Image: Glazed ceramic by Neil Noland
NEIL NOLAND: SCULPTURE OF THE 1980s
The work of late sculptor Neil Noland (1927-2013) lives on in a memorial exhibition at the Pollock-Krasner House. The former Amagansett resident who died at age 86 lead a full artistic life that included numerous exhibitions across the Hamptons and beyond, plus a 2002 grant from the Pollock-Krasner Foundation. The pieces on display are, as Noland put it, “a melding of painterly concerns and sculpture.” Helen Harrison, director of the foundation, described the sculptures as “corrugated surfaces enlivened with subtle coloration.”

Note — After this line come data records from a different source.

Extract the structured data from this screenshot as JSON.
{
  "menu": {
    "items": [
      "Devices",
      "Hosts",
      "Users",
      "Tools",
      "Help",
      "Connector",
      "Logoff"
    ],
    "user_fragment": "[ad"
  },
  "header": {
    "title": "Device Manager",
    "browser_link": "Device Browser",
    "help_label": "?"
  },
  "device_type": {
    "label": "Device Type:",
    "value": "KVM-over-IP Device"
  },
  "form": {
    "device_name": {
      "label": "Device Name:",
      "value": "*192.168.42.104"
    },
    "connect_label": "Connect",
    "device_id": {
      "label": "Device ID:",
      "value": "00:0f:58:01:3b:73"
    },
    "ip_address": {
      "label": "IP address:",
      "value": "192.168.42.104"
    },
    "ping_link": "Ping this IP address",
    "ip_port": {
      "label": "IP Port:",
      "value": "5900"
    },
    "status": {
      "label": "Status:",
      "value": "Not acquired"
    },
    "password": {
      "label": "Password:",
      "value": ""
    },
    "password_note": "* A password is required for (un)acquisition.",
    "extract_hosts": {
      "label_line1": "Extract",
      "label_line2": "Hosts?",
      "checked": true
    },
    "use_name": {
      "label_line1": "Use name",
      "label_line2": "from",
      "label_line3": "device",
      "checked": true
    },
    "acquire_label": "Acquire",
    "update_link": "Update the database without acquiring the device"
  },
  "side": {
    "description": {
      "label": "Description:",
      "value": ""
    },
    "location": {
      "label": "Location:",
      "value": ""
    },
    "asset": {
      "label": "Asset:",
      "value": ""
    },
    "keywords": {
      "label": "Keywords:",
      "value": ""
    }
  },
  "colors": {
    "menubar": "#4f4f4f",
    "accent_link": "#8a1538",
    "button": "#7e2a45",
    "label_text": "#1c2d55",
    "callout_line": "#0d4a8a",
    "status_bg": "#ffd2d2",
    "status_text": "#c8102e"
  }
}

Neil Noland: Sculpture of the 1980s will be showing from May 1 to Aug 1 at the Pollock-Krasner House and Study Center, East Hampton. (631) 324-4929, sb.cc.stonybrook.edu
Image: “Study for Self-Portrait” by Chuck Close
CHUCK CLOSE PHOTOGRAPHS
The Parrish Art Museum is presenting a comprehensive exhibition of photo- graphs by seminal portraitist Chuck Close. Called “perhaps one of the most important figures in contemporary art,” by Parrish, this will be the first of his many gallery hangings to delve deeply into Close as a photographer. There will be around 100 images, taken between 1964 and the present. To create his portraits, Close reached across the entire range of photography machinery, employing everything from daguerreotypes to Polaroids to present his trademark large-scale images.